Bringing Bannock Back…Canada! #TrueCanadian
Bannock, a historical bread, brought back into the millennium by Kekuli Cafe in 2005. What is Bannock? It’s bread, baked, fried, fired, or cooked over an open fire, wrapped around a stick, or historically thrown into a fire, cooked in ashes, and even pit fire baked.
How could the simplicity of bannock, be revived after hundreds of years? Its like evolution, the bannock was a staple food in the diets of many First Nations communities in North America. There are thousands of recipes, and Kekuli Cafe has their very own “ancient native secret” recipe.
Every culture has their own version of fried breads, baked breads, gallettes, scones, flapjacks, oatcakes, and east-end pancakes. The Scottish have oatmeal bannock, the Spanish has sopapilla’s, and the Asians have a fried bread dough too. I love how each culture has their own version of fried breads, so many similarities, like people, food will bring us together.
Bannock, or in my Nlekpemcin (Thompson or Interior Salish) language, Seplil is our bread. Technically hundreds of years ago, there was no flour, no oil, no cast iron. Our ancestors survived on utilizing their traditional roots from medicinal plants, wild berries and bear fat used in their cooking. Thanking technology, we now have organic flours, oils and sweeteners.

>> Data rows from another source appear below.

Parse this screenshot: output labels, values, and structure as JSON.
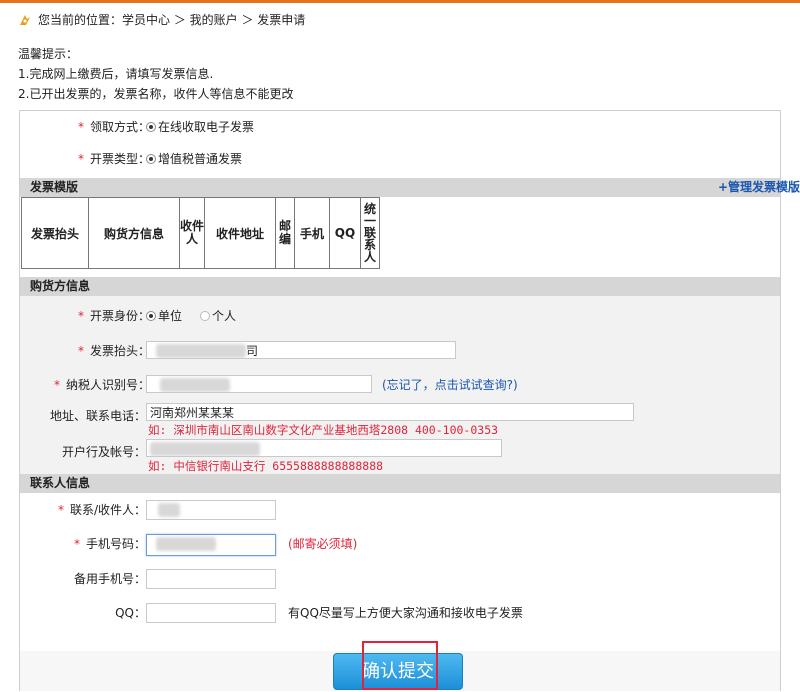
{
  "breadcrumb": {
    "text": "您当前的位置：学员中心 ＞ 我的账户 ＞ 发票申请"
  },
  "tips": {
    "title": "温馨提示：",
    "line1": "1.完成网上缴费后，请填写发票信息.",
    "line2": "2.已开出发票的，发票名称，收件人等信息不能更改"
  },
  "receive": {
    "label": "领取方式：",
    "option": "在线收取电子发票"
  },
  "invoice_type": {
    "label": "开票类型：",
    "option": "增值税普通发票"
  },
  "template": {
    "title": "发票模版",
    "manage": "+管理发票模版",
    "columns": [
      "发票抬头",
      "购货方信息",
      "收件人",
      "收件地址",
      "邮编",
      "手机",
      "QQ",
      "统一联系人"
    ]
  },
  "buyer": {
    "title": "购货方信息",
    "identity": {
      "label": "开票身份：",
      "opt1": "单位",
      "opt2": "个人"
    },
    "header": {
      "label": "发票抬头：",
      "value_end": "司"
    },
    "tax_id": {
      "label": "纳税人识别号：",
      "link": "(忘记了，点击试试查询?)"
    },
    "address": {
      "label": "地址、联系电话：",
      "value": "河南郑州某某某",
      "example": "如: 深圳市南山区南山数字文化产业基地西塔2808 400-100-0353"
    },
    "bank": {
      "label": "开户行及帐号：",
      "example": "如: 中信银行南山支行 6555888888888888"
    }
  },
  "contact": {
    "title": "联系人信息",
    "receiver": {
      "label": "联系/收件人："
    },
    "mobile": {
      "label": "手机号码：",
      "note": "(邮寄必须填)"
    },
    "backup_mobile": {
      "label": "备用手机号："
    },
    "qq": {
      "label": "QQ：",
      "note": "有QQ尽量写上方便大家沟通和接收电子发票"
    }
  },
  "submit": {
    "label": "确认提交"
  },
  "colors": {
    "accent": "#1d8fd8",
    "required": "#e0253b",
    "link": "#1a57b0"
  }
}
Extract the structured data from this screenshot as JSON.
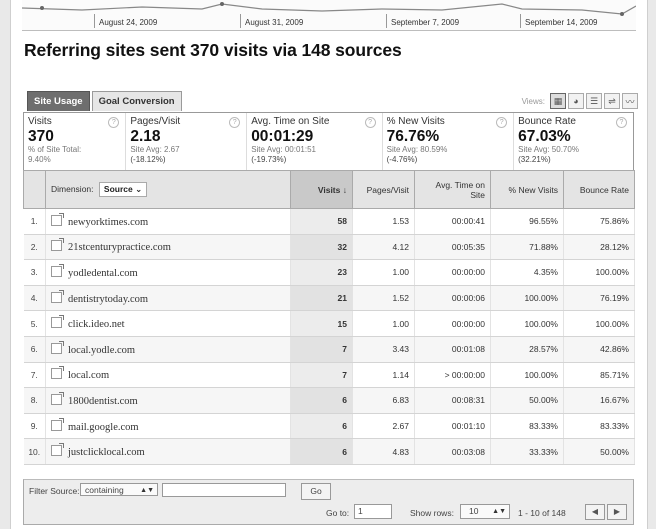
{
  "timeline": {
    "dates": [
      "August 24, 2009",
      "August 31, 2009",
      "September 7, 2009",
      "September 14, 2009"
    ]
  },
  "title": "Referring sites sent 370 visits via 148 sources",
  "tabs": [
    {
      "label": "Site Usage",
      "active": true
    },
    {
      "label": "Goal Conversion",
      "active": false
    }
  ],
  "views_label": "Views:",
  "summary": [
    {
      "label": "Visits",
      "value": "370",
      "sub1": "% of Site Total:",
      "sub2": "9.40%"
    },
    {
      "label": "Pages/Visit",
      "value": "2.18",
      "sub1": "Site Avg: 2.67",
      "sub2": "(-18.12%)"
    },
    {
      "label": "Avg. Time on Site",
      "value": "00:01:29",
      "sub1": "Site Avg: 00:01:51",
      "sub2": "(-19.73%)"
    },
    {
      "label": "% New Visits",
      "value": "76.76%",
      "sub1": "Site Avg: 80.59%",
      "sub2": "(-4.76%)"
    },
    {
      "label": "Bounce Rate",
      "value": "67.03%",
      "sub1": "Site Avg: 50.70%",
      "sub2": "(32.21%)"
    }
  ],
  "table": {
    "dimension_label": "Dimension:",
    "dimension_value": "Source",
    "headers": {
      "visits": "Visits",
      "pages_visit": "Pages/Visit",
      "avg_time": "Avg. Time on Site",
      "new_visits": "% New Visits",
      "bounce": "Bounce Rate"
    },
    "rows": [
      {
        "n": "1.",
        "source": "newyorktimes.com",
        "visits": "58",
        "pv": "1.53",
        "time": "00:00:41",
        "new": "96.55%",
        "bounce": "75.86%"
      },
      {
        "n": "2.",
        "source": "21stcenturypractice.com",
        "visits": "32",
        "pv": "4.12",
        "time": "00:05:35",
        "new": "71.88%",
        "bounce": "28.12%"
      },
      {
        "n": "3.",
        "source": "yodledental.com",
        "visits": "23",
        "pv": "1.00",
        "time": "00:00:00",
        "new": "4.35%",
        "bounce": "100.00%"
      },
      {
        "n": "4.",
        "source": "dentistrytoday.com",
        "visits": "21",
        "pv": "1.52",
        "time": "00:00:06",
        "new": "100.00%",
        "bounce": "76.19%"
      },
      {
        "n": "5.",
        "source": "click.ideo.net",
        "visits": "15",
        "pv": "1.00",
        "time": "00:00:00",
        "new": "100.00%",
        "bounce": "100.00%"
      },
      {
        "n": "6.",
        "source": "local.yodle.com",
        "visits": "7",
        "pv": "3.43",
        "time": "00:01:08",
        "new": "28.57%",
        "bounce": "42.86%"
      },
      {
        "n": "7.",
        "source": "local.com",
        "visits": "7",
        "pv": "1.14",
        "time": "> 00:00:00",
        "new": "100.00%",
        "bounce": "85.71%"
      },
      {
        "n": "8.",
        "source": "1800dentist.com",
        "visits": "6",
        "pv": "6.83",
        "time": "00:08:31",
        "new": "50.00%",
        "bounce": "16.67%"
      },
      {
        "n": "9.",
        "source": "mail.google.com",
        "visits": "6",
        "pv": "2.67",
        "time": "00:01:10",
        "new": "83.33%",
        "bounce": "83.33%"
      },
      {
        "n": "10.",
        "source": "justclicklocal.com",
        "visits": "6",
        "pv": "4.83",
        "time": "00:03:08",
        "new": "33.33%",
        "bounce": "50.00%"
      }
    ]
  },
  "footer": {
    "filter_label": "Filter Source:",
    "filter_mode": "containing",
    "filter_value": "",
    "go_label": "Go",
    "goto_label": "Go to:",
    "goto_value": "1",
    "show_rows_label": "Show rows:",
    "show_rows_value": "10",
    "range": "1 - 10 of 148",
    "prev_glyph": "◀",
    "next_glyph": "▶"
  }
}
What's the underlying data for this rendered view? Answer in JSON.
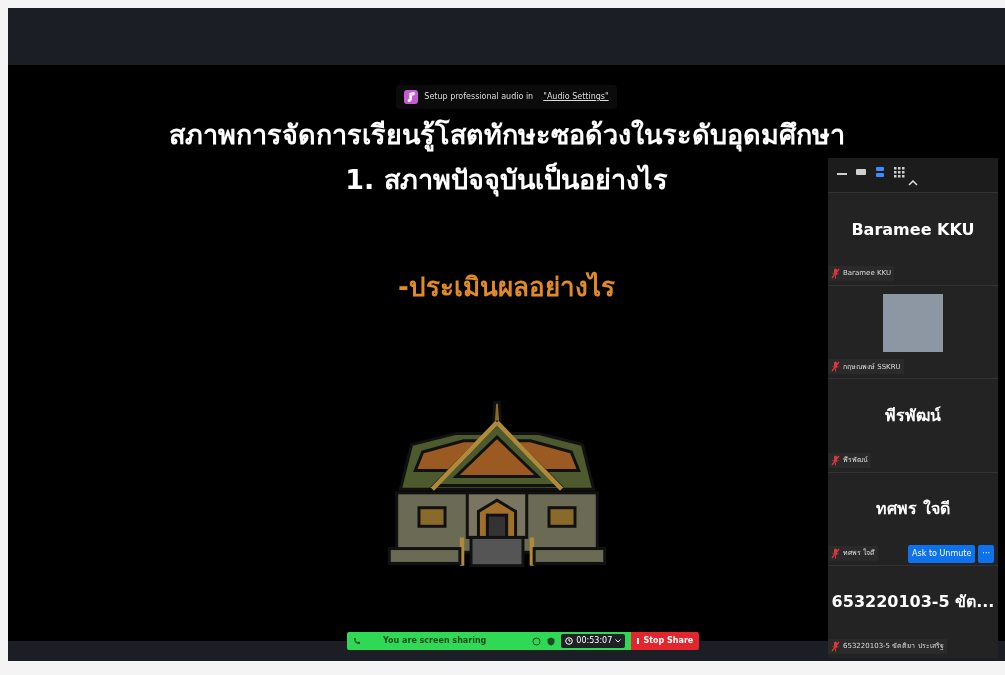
{
  "notice": {
    "text": "Setup professional audio in",
    "link": "\"Audio Settings\""
  },
  "slide": {
    "title": "สภาพการจัดการเรียนรู้โสตทักษะซอด้วงในระดับอุดมศึกษา",
    "subtitle": "1. สภาพปัจจุบันเป็นอย่างไร",
    "point": "-ประเมินผลอย่างไร"
  },
  "view_modes": [
    {
      "kind": "minimize",
      "selected": false
    },
    {
      "kind": "single",
      "selected": false
    },
    {
      "kind": "strip",
      "selected": true
    },
    {
      "kind": "grid",
      "selected": false
    }
  ],
  "participants": [
    {
      "kind": "name",
      "display": "Baramee KKU",
      "label": "Baramee KKU",
      "muted": true
    },
    {
      "kind": "video",
      "label": "กฤษณพงษ์ SSKRU",
      "muted": true
    },
    {
      "kind": "name",
      "display": "พีรพัฒน์",
      "label": "พีรพัฒน์",
      "muted": true
    },
    {
      "kind": "name",
      "display": "ทศพร ใจดี",
      "label": "ทศพร ใจดี",
      "muted": true,
      "actions": [
        "Ask to Unmute",
        "···"
      ]
    },
    {
      "kind": "name",
      "display": "653220103-5 ขัต...",
      "label": "653220103-5 ขัตติยา ประเสริฐ",
      "muted": true
    }
  ],
  "share_bar": {
    "status": "You are screen sharing",
    "timer": "00:53:07",
    "stop": "Stop Share"
  }
}
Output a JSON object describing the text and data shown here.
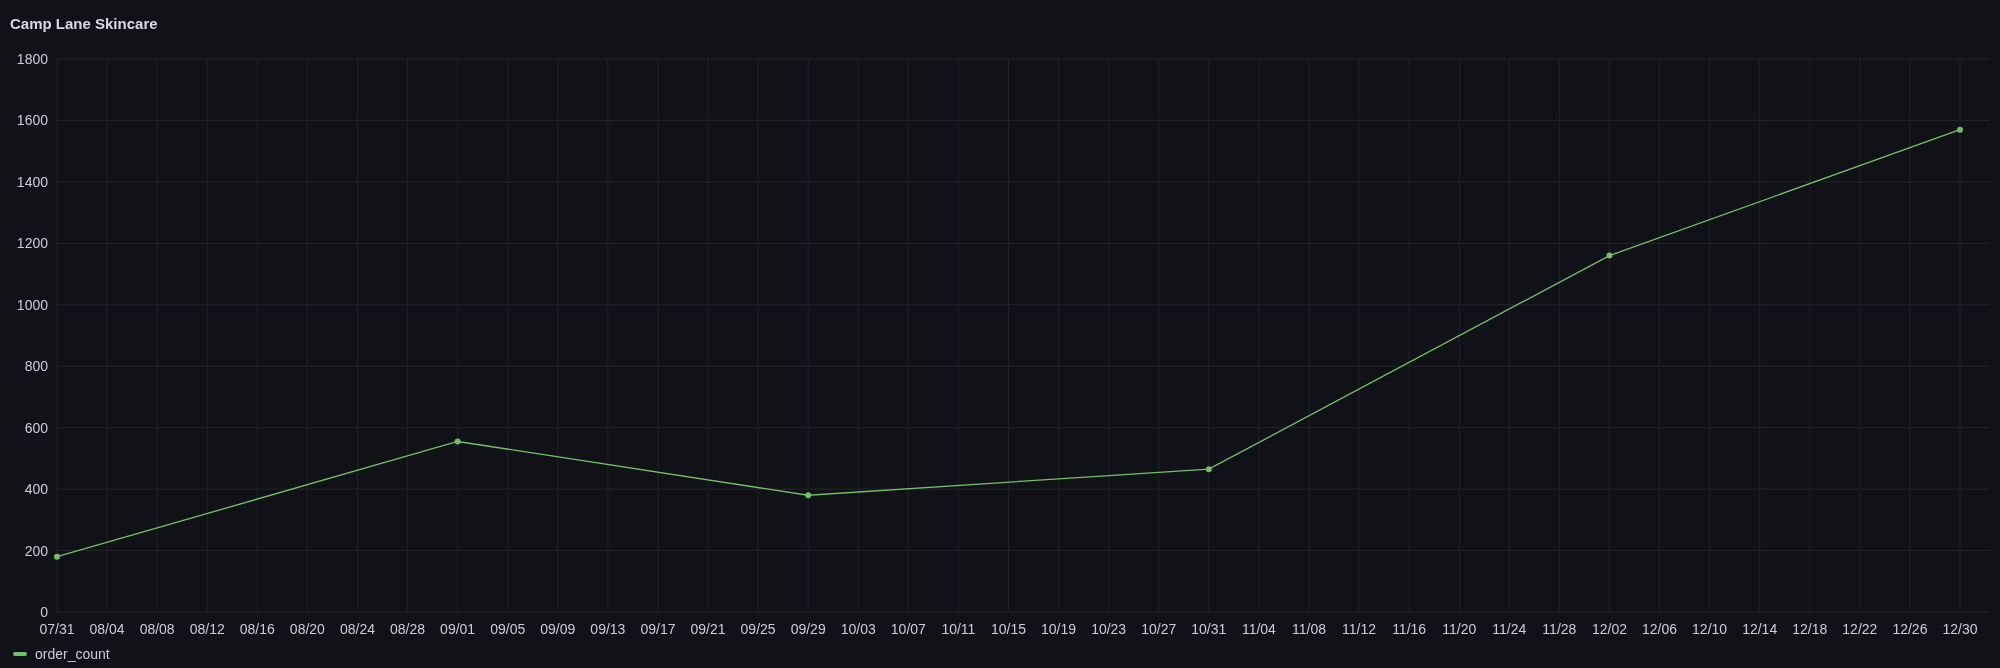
{
  "panel": {
    "title": "Camp Lane Skincare",
    "chart_data": {
      "type": "line",
      "grid": true,
      "ylim": [
        0,
        1800
      ],
      "yticks": [
        0,
        200,
        400,
        600,
        800,
        1000,
        1200,
        1400,
        1600,
        1800
      ],
      "categories": [
        "07/31",
        "08/04",
        "08/08",
        "08/12",
        "08/16",
        "08/20",
        "08/24",
        "08/28",
        "09/01",
        "09/05",
        "09/09",
        "09/13",
        "09/17",
        "09/21",
        "09/25",
        "09/29",
        "10/03",
        "10/07",
        "10/11",
        "10/15",
        "10/19",
        "10/23",
        "10/27",
        "10/31",
        "11/04",
        "11/08",
        "11/12",
        "11/16",
        "11/20",
        "11/24",
        "11/28",
        "12/02",
        "12/06",
        "12/10",
        "12/14",
        "12/18",
        "12/22",
        "12/26",
        "12/30"
      ],
      "series": [
        {
          "name": "order_count",
          "color": "#73bf69",
          "marker": true,
          "values": [
            180,
            null,
            null,
            null,
            null,
            null,
            null,
            null,
            555,
            null,
            null,
            null,
            null,
            null,
            null,
            380,
            null,
            null,
            null,
            null,
            null,
            null,
            null,
            465,
            null,
            null,
            null,
            null,
            null,
            null,
            null,
            1160,
            null,
            null,
            null,
            null,
            null,
            null,
            1570
          ]
        }
      ]
    }
  }
}
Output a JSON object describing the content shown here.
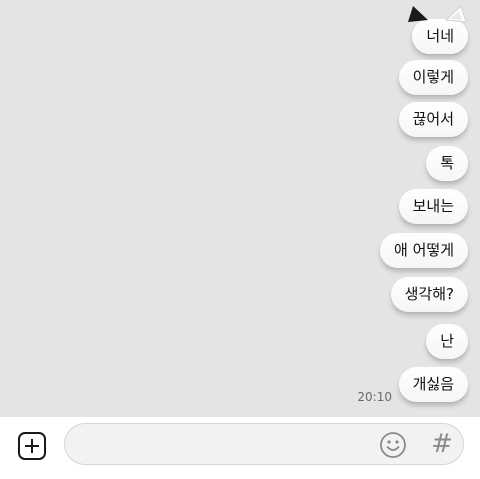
{
  "messages": [
    {
      "text": "너네"
    },
    {
      "text": "이렇게"
    },
    {
      "text": "끊어서"
    },
    {
      "text": "톡"
    },
    {
      "text": "보내는"
    },
    {
      "text": "애 어떻게"
    },
    {
      "text": "생각해?"
    },
    {
      "text": "난"
    },
    {
      "text": "개싫음"
    }
  ],
  "timestamp": "20:10",
  "input": {
    "value": "",
    "placeholder": ""
  },
  "icons": {
    "attach": "plus-square-icon",
    "emoji": "smiley-icon",
    "hashtag": "hash-icon",
    "decoration": "cat-ears-icon"
  },
  "colors": {
    "chat_background": "#e4e4e4",
    "bubble": "#ffffff",
    "timestamp": "#6a6a6a"
  },
  "hash_glyph": "#"
}
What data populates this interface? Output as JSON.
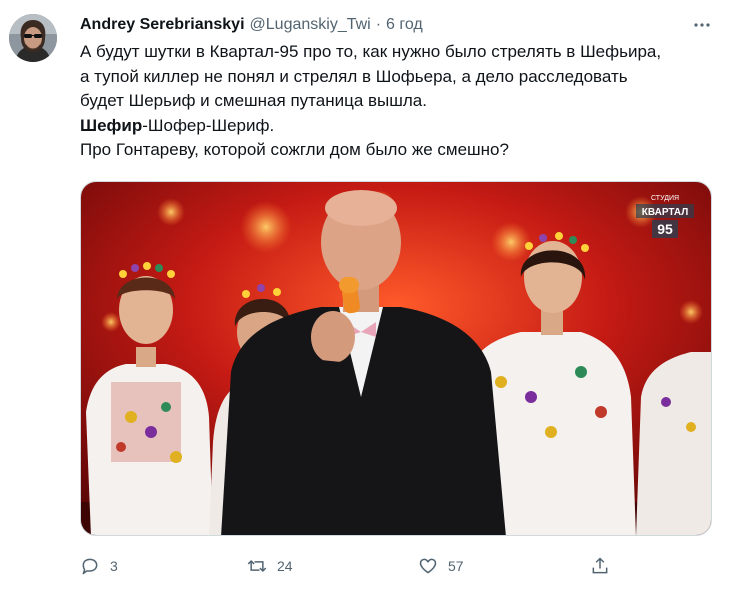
{
  "tweet": {
    "author_name": "Andrey Serebrianskyi",
    "handle": "@Luganskiy_Twi",
    "separator": "·",
    "time": "6 год",
    "lines": [
      "А будут шутки в Квартал-95 про то, как нужно было стрелять в Шефьира,",
      "а тупой киллер не понял и стрелял в Шофьера, а дело расследовать",
      "будет Шерьиф и смешная путаница вышла."
    ],
    "line4_bold": "Шефир",
    "line4_rest": "-Шофер-Шериф.",
    "line5": "Про Гонтареву, которой сожгли дом было же смешно?"
  },
  "media": {
    "logo_top": "СТУДИЯ",
    "logo_main": "КВАРТАЛ",
    "logo_number": "95"
  },
  "actions": {
    "reply_count": "3",
    "retweet_count": "24",
    "like_count": "57"
  },
  "colors": {
    "text": "#0f1419",
    "secondary": "#536471",
    "stage_red": "#c41a14"
  },
  "icons": [
    "more-icon",
    "reply-icon",
    "retweet-icon",
    "like-icon",
    "share-icon"
  ]
}
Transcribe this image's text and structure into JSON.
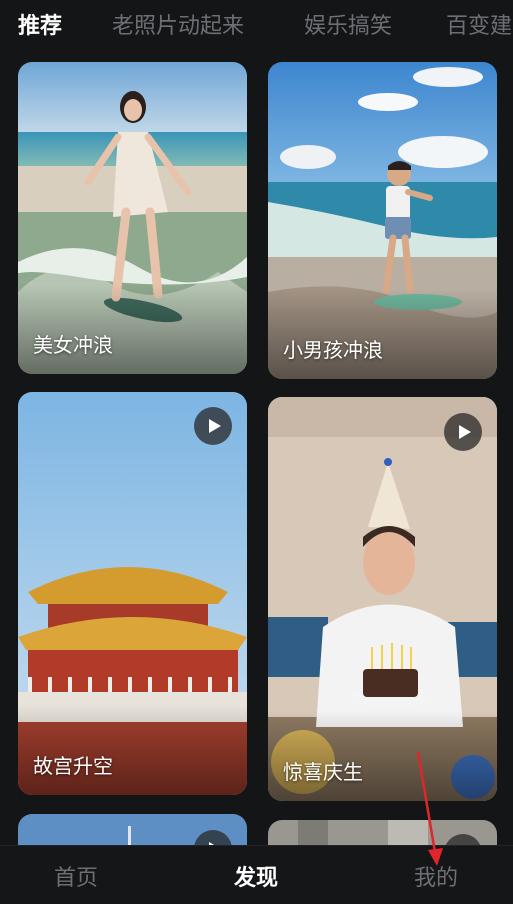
{
  "top_tabs": [
    {
      "label": "推荐",
      "active": true
    },
    {
      "label": "老照片动起来",
      "active": false
    },
    {
      "label": "娱乐搞笑",
      "active": false
    },
    {
      "label": "百变建",
      "active": false
    }
  ],
  "feed": {
    "cards": [
      {
        "title": "美女冲浪",
        "has_play_icon": false
      },
      {
        "title": "小男孩冲浪",
        "has_play_icon": false
      },
      {
        "title": "故宫升空",
        "has_play_icon": true
      },
      {
        "title": "惊喜庆生",
        "has_play_icon": true
      },
      {
        "title": "",
        "has_play_icon": true
      },
      {
        "title": "",
        "has_play_icon": true
      }
    ]
  },
  "bottom_nav": [
    {
      "label": "首页",
      "active": false
    },
    {
      "label": "发现",
      "active": true
    },
    {
      "label": "我的",
      "active": false
    }
  ],
  "annotation": {
    "color": "#e0262a",
    "icon": "red-arrow-pointing-to-mine-tab"
  },
  "colors": {
    "background": "#141517",
    "inactive_text": "#6d6f74",
    "active_text": "#ffffff"
  }
}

Kekuli Cafe, our quaint coffee shop, serves up bannock, in many different ways, our recipes were all created by our owner, Sharon Bond. The Bannock flavours celebrate our culture of Canada, like our Saskatoon Berry, Maple Glaze, Maple Walnut, Cream Cheese Skor, and many other Feature flavours. The fun, is only beginning.
If you want to try Bannock, or Frybread, stop in Kekuli Cafe, check us out. Or try the many different recipes out there that are made at PowWow’s, Indian Rodeos, and other First Nation Celebrations around Canada. Share the experience #LoveMyBannock at Kekuli Cafe.
We love creating and inventing flavours for our bannocks, something you can’t find anywhere but at Kekuli Cafe!
Bannock is one of the most popular and widespread First Nations foods served at Pow Wows, festivals, and family gatherings. Bannock, as pronounced in my Nlakapumx (Thompson) language, is he skʷy̓ə́m tək səplil, it has become a significant part of First Nations culture and is part of the Aboriginal cuisine. Its the food that brings us together!
I found my niche in the Bannock biz, jumped right in with 2 feet, not sure who would come? Not sure who would know what we are? But I took the plunge in Bannock, and now, with all my practice of making hundreds of thousands of pieces of bannock, well over a million pieces made, our Bannock is the ancient native secret!
With practice comes excellence, and remember, no one makes better Bannock than…. Ye’ye, Kookum or Grandma! Remember who taught you well. If all else fails, bannock has been known to be used as hockey pucks or to feed the ducks.